Orphan Black — the best show you’re not watching, unless you are, in which case you already know it’s the best show on TV — is back for its fifth and final season, including the panoply of characters played by the Emmy-winning actress and chameleon Tatiana Maslany. (I’m still not 100% convinced that she’s not also playing Donnie, wearing a bad wig and a prosthetic paunch.) For my day job at ESPN, I scout players at all levels and rank them — and I rank just about everything else I can find over at my personal site, The dish, including books, boardgames, songs, movies, and even pizzerias. So, given my penchant for rankings and lists, the kind folks at BBC America have asked me to provide scouting reports on the major clones and to rank them. I’ve stuck with the main eight, since others (like Tony Sawicki and Katja) weren’t on the show long enough for a full evaluation.
8. Beth Childs (deceased)
Tools: Paranoia (entirely justified).
A cipher until some old scouting video resurfaced in Season 4, giving us a new look at an old clone. Beth self-medicated through hard and prescription drugs, spiraling out of control and eventually taking her own life in the series’ opener. Seen only through flashbacks, Beth was the plain Jane clone, but was the prime mover who set the series’ entire storyline in motion through her investigations. She was the tortured soul who died without getting answers to most, if not all, of her questions about herself.
7. Veera “MK” Suominen
Tools: Hacking; explosives; irony.
MK is a one-dimensional clone so far, but she’s a survivor and the clone most likely to subscribe to 2600, assuming she would ever subscribe to anything that required giving out an address. A clone behind a sheep mask is a nice touch. She also sounds like Bjork if the singer had just inhaled a lungful of helium.
6. Krystal Goderitch
Tools: Voice like a can opener.
She’s been told she’s a 10, so let’s just go with that, shall we? She has a preternatural ability to figure out what’s going on… and recast it in terms of a corporate battle between cosmetics giants. On the negative side, she appears hostile to boardgames. She’s also one of at least three clones who are unusually skilled in hand to hand combat.
5. Alison Hendrix
Profession: Homemaker and school board member.
Tools: Musical theater; organization; disposal of bodies.
Definitely the clone most likely to make me forget they’re all played by the same actress. Particularly skilled at coining alternative phrases for common and uncommon profanities (“holy doodle” is especially strong). Starred in two community theater productions, including Blood Ties (“It ain’t Cats!”). Alison gets the silliest storylines, including the pharmaceutical distribution subplot in season 3, but she’s the clone to make sure you get the project done on time and under budget.
4. Sarah Manning
Profession: Con artist (if you call that a profession)
Tools: Grifting, getting in trouble.
Sarah is the Everyclone, a character utterly essential to the show, to almost every storyline, and to her sestras … but she’s also unknowable, much like the woman into whose shoes she stepped in Episode 1. She’s tough, clever, a survivor, emotional, ruthless when the situation calls for it, but fiercely loyal to her sisters. But I think we know what every other clone wants except for Sarah. Does she just want to be left alone with her family, or will she now be unfulfilled until she’s answered every question for herself, her daughter, and her sestras?
3. Rachel Duncan
Profession: Business executive.
Tools: Manipulation; double-dealing; bionic vision.
Is the brilliant yet twisted Rachel a venal, power-mad harridan, or merely a product of her environment, raised by neolutionists and thus feeling no empathy even for her fellow sestras? I’m inclined to the former, since she even made Ferdinand leave his socks on, which is just weird. She might just be a sociopath, but we know she wasn’t born that way. She also cheated at Agricola, which is major points off, but she would probably be the world champion at Diplomacy. Only one thing is certain: She is a dirty clone.
Profession: Don’t ask.
Tools: Problem solving; wilderness survival skills; murder.

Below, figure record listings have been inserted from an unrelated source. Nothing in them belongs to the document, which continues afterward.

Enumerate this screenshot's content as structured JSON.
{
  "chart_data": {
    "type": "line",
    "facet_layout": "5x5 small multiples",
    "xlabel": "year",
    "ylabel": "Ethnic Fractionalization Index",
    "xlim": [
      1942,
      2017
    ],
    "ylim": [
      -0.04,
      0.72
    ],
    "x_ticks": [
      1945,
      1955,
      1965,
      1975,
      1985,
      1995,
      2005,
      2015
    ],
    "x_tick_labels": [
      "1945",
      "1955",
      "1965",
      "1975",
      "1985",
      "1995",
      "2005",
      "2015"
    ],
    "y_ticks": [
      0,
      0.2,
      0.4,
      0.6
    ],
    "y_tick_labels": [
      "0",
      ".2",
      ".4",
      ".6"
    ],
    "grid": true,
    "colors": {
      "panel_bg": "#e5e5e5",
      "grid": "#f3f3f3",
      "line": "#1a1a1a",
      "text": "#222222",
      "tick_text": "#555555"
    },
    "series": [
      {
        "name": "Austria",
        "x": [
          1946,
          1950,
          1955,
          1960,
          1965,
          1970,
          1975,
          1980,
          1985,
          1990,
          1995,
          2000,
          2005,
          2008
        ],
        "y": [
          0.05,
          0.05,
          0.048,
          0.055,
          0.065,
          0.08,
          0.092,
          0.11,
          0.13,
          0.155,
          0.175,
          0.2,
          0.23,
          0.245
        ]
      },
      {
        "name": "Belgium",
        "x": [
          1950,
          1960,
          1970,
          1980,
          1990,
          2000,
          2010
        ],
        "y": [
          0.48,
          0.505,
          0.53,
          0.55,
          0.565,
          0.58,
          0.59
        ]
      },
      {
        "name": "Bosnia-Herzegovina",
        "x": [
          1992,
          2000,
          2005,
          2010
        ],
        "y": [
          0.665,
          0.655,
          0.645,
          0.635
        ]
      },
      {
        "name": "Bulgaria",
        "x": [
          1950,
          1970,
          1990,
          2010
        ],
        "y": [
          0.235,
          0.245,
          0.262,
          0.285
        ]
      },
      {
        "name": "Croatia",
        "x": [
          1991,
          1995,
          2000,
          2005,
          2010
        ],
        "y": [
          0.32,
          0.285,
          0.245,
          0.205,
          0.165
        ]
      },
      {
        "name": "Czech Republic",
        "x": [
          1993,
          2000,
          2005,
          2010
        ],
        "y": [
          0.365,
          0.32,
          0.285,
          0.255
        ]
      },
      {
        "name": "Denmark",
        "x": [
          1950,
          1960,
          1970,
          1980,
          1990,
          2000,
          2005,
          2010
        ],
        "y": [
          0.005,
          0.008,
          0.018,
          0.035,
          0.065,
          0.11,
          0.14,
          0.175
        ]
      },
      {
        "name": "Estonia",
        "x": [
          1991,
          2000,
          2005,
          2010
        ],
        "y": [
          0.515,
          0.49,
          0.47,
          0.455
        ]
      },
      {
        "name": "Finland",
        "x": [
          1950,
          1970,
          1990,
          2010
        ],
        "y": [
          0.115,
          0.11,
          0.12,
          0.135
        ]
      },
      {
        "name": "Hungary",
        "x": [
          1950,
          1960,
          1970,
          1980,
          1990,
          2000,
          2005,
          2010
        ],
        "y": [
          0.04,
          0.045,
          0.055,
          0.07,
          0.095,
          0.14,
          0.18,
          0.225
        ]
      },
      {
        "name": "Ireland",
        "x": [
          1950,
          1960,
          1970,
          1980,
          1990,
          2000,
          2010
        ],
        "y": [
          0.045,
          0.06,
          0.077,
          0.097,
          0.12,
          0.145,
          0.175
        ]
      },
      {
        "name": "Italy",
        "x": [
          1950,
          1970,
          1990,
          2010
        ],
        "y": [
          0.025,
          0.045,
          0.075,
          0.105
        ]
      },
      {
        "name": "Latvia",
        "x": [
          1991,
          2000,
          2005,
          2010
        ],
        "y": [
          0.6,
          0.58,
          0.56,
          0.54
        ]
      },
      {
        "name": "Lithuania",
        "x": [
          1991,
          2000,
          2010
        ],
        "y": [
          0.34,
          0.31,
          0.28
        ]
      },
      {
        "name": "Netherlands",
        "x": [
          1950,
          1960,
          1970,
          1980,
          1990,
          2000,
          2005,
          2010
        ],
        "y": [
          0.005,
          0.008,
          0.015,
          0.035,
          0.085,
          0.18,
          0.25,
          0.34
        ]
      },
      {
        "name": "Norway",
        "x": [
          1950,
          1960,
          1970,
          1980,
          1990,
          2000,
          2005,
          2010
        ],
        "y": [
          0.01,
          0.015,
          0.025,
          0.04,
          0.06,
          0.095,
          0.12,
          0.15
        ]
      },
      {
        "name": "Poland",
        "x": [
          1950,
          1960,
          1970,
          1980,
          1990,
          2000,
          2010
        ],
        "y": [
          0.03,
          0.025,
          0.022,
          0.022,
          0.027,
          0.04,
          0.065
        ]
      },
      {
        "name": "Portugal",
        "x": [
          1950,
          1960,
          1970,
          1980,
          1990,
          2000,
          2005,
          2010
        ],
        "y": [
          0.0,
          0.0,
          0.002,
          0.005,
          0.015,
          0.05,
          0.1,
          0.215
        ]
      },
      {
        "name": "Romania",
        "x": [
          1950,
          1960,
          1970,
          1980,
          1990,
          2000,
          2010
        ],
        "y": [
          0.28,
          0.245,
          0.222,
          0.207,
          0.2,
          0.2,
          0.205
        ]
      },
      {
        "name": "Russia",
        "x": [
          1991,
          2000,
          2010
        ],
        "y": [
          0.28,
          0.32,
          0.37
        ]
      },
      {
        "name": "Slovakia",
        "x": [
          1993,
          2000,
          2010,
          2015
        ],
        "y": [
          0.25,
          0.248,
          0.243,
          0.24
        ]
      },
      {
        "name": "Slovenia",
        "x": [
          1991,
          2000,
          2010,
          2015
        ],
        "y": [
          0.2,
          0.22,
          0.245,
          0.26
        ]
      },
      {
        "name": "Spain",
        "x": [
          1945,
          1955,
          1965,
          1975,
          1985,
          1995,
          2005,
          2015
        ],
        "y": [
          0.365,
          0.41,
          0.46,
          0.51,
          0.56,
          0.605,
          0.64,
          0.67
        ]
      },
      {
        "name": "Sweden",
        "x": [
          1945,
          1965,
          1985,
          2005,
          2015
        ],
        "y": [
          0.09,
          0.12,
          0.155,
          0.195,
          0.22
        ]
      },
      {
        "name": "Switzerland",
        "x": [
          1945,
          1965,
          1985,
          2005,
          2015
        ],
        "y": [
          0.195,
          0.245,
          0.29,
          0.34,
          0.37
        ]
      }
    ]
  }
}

Absolutely the clone you want to come help get you a refund. Adept with multiple weapons, yet hard to kill. Apparently immune to morning sickness. Barely there in season 1, she’s become a fountain of quotable lines, including anything that includes the word “babies.” (“Did you threaten babies? You should not threaten babies.” “Little science babies, forgive me.”) She has her own scorpion, sort of, until she eats it. She’s a badass, and since that first season it’s become clear she understands far more than those around her think she does.
1. Cosima Niehaus
Profession: Scientist (PhD candidate in evolutionary biology).
Tools: Science genius; hair.
Who’s the science now? Cosima has been my favorite clone since the series began, and I find it hard to understand why she isn’t everyone’s. She’s the genius, the geek monkey, the puzzle-solver, yet also full of empathy – and her love story with Delphine is the real emotional heart of the show. She may be the one lesbian among the clones, but remember: Her sexuality isn’t the most interesting thing about her. She was already clever when she was six. She’s the epitome of the cute-dork character, and she’s the immediate best friend to all of her sisters. If anything, she might be too perfect, but that’s why she has to be the clone most affected by their wasting disease – and all of that is why we love her.